The format of your vector is not correct scala syntax, which I think you mean something like this:
val items = Seq(
Seq("B", "D", "A", "P", "F"),
Seq("B", "A", "F"),
Seq("B", "D", "A", "F"),
Seq("B", "D", "A", "T", "F"),
Seq("B", "A", "P", "F"),
Seq("B", "D", "A", "P", "F"),
Seq("B", "A", "F"),
Seq("B", "A", "F"),
Seq("B", "A", "F"),
Seq("B", "A", "F")
)
It sounds like what you are trying to accomplish is two group by
clauses. First, you would like to get all combinations from each list, then get the most frequent combinations accross the sets, get how often they occur, and then for groups that occur at the same frequency, do another group by
and merge those together.
For this you will need the following function to perform the double reduction after the double groupby.
Steps:
- Collect all the sequences of groups. Inside items, we calculate the total combinations of elements inside that list of items which generates a
Seq[Seq[String]]
of groups where the Seq[String]
is a unique combination. This is flattened because the (1 to group.length)
operation generates a Seq
of Seq[Seq[String]]
. We then flatten all the mappings together accross all the lists in the vector you have to get a Seq[Seq[String]]
- The
groupMapReduce
function is used to calculate how often a certain combination appears, and then each combination is given a value of 1 to be summed up. This gives a frequency on how often any certain combination shows up.

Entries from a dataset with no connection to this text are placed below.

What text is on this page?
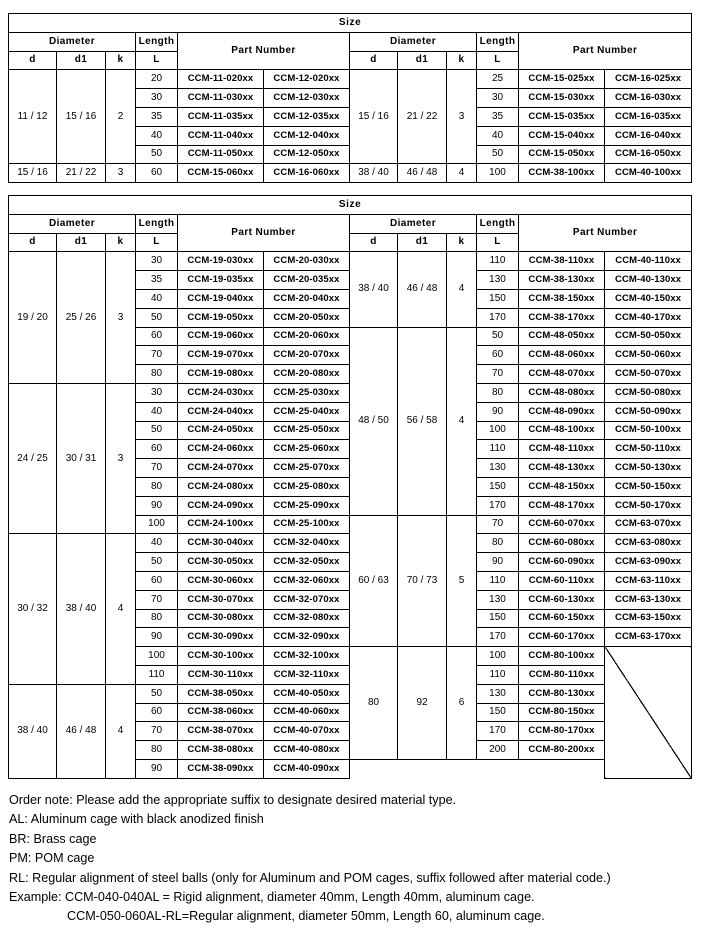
Size											
Diameter			Length	Part Number		Diameter			Length	Part Number	
d	d1	k	L			d	d1	k	L		
11 / 12	15 / 16	2	20	CCM-11-020xx	CCM-12-020xx	15 / 16	21 / 22	3	25	CCM-15-025xx	CCM-16-025xx
			30	CCM-11-030xx	CCM-12-030xx				30	CCM-15-030xx	CCM-16-030xx
			35	CCM-11-035xx	CCM-12-035xx				35	CCM-15-035xx	CCM-16-035xx
			40	CCM-11-040xx	CCM-12-040xx				40	CCM-15-040xx	CCM-16-040xx
			50	CCM-11-050xx	CCM-12-050xx				50	CCM-15-050xx	CCM-16-050xx
15 / 16	21 / 22	3	60	CCM-15-060xx	CCM-16-060xx	38 / 40	46 / 48	4	100	CCM-38-100xx	CCM-40-100xx
Size											
Diameter			Length	Part Number		Diameter			Length	Part Number	
d	d1	k	L			d	d1	k	L		
19 / 20	25 / 26	3	30	CCM-19-030xx	CCM-20-030xx	38 / 40	46 / 48	4	110	CCM-38-110xx	CCM-40-110xx
			35	CCM-19-035xx	CCM-20-035xx				130	CCM-38-130xx	CCM-40-130xx
			40	CCM-19-040xx	CCM-20-040xx				150	CCM-38-150xx	CCM-40-150xx
			50	CCM-19-050xx	CCM-20-050xx				170	CCM-38-170xx	CCM-40-170xx
			60	CCM-19-060xx	CCM-20-060xx	48 / 50	56 / 58	4	50	CCM-48-050xx	CCM-50-050xx
			70	CCM-19-070xx	CCM-20-070xx				60	CCM-48-060xx	CCM-50-060xx
			80	CCM-19-080xx	CCM-20-080xx				70	CCM-48-070xx	CCM-50-070xx
24 / 25	30 / 31	3	30	CCM-24-030xx	CCM-25-030xx				80	CCM-48-080xx	CCM-50-080xx
			40	CCM-24-040xx	CCM-25-040xx				90	CCM-48-090xx	CCM-50-090xx
			50	CCM-24-050xx	CCM-25-050xx				100	CCM-48-100xx	CCM-50-100xx
			60	CCM-24-060xx	CCM-25-060xx				110	CCM-48-110xx	CCM-50-110xx
			70	CCM-24-070xx	CCM-25-070xx				130	CCM-48-130xx	CCM-50-130xx
			80	CCM-24-080xx	CCM-25-080xx				150	CCM-48-150xx	CCM-50-150xx
			90	CCM-24-090xx	CCM-25-090xx				170	CCM-48-170xx	CCM-50-170xx
			100	CCM-24-100xx	CCM-25-100xx	60 / 63	70 / 73	5	70	CCM-60-070xx	CCM-63-070xx
30 / 32	38 / 40	4	40	CCM-30-040xx	CCM-32-040xx				80	CCM-60-080xx	CCM-63-080xx
			50	CCM-30-050xx	CCM-32-050xx				90	CCM-60-090xx	CCM-63-090xx
			60	CCM-30-060xx	CCM-32-060xx				110	CCM-60-110xx	CCM-63-110xx
			70	CCM-30-070xx	CCM-32-070xx				130	CCM-60-130xx	CCM-63-130xx
			80	CCM-30-080xx	CCM-32-080xx				150	CCM-60-150xx	CCM-63-150xx
			90	CCM-30-090xx	CCM-32-090xx				170	CCM-60-170xx	CCM-63-170xx
			100	CCM-30-100xx	CCM-32-100xx	80	92	6	100	CCM-80-100xx	
			110	CCM-30-110xx	CCM-32-110xx				110	CCM-80-110xx	
38 / 40	46 / 48	4	50	CCM-38-050xx	CCM-40-050xx				130	CCM-80-130xx	
			60	CCM-38-060xx	CCM-40-060xx				150	CCM-80-150xx	
			70	CCM-38-070xx	CCM-40-070xx				170	CCM-80-170xx	
			80	CCM-38-080xx	CCM-40-080xx				200	CCM-80-200xx	
			90	CCM-38-090xx	CCM-40-090xx						
Order note: Please add the appropriate suffix to designate desired material type.
AL: Aluminum cage with black anodized finish
BR: Brass cage
PM: POM cage
RL: Regular alignment of steel balls (only for Aluminum and POM cages, suffix followed after material code.)
Example: CCM-040-040AL = Rigid alignment, diameter 40mm, Length 40mm, aluminum cage.
CCM-050-060AL-RL=Regular alignment, diameter 50mm, Length 60, aluminum cage.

- The groups are grouped again, but this time by the number of occurences. So if "A" and "B" both occur 10 times, they will be grouped together.
- The final map reduces the groups that were accumulated
val combos = items.flatMap(group => (1 to group.length).flatMap(i => group.combinations(i).map(_.sorted)).distinct) // Seq[Seq[String]]
.groupMapReduce(identity)(_ => 1)(_ + _) // Map[Seq[String, Int]]
.groupMapReduce(_._2)(v => Seq(v))(_ ++ _) // Map[Int, Seq[(Seq[String], Int)]]
.map { case (total, groups) => (groupReduction(groups), total)} // reduction function to determine how you want to double reduce these groups.
This double reduction function I've defined as follows. It converted a group like Seq("A","B")
into ""A","B""
and then if Seq("A","B")
has the same count as another group Seq("C")
, then the group is concatenated together as ""A","B"","C""
def groupReduction(groups: Seq[(Seq[String], Int)]): String = {
groups.map(_._1.map(v => s"""$v""").sorted.mkString(",")).sorted.mkString(",")
}
This filter can be adjusted for particular groups of interest in the (1 to group.length)
clause. If limited from 3 to 3
, then the groups would be
List(List(B, D, P), List(A, D, P), List(D, F, P)): 2
List(List(A, B, F)): 10
List(List(B, D, F), List(A, D, F), List(A, B, D)): 4
List(List(A, F, P), List(B, F, P), List(A, B, P)): 3
List((List(B, D, T), List(A, F, T), List(B, F, T), List(A, D, T), List(A, B, T), List(D, F, T)): 1
As you can see in your example, `List(B, D, F)` and `List(A, D, F)` are also associated with your second line "A,B,D".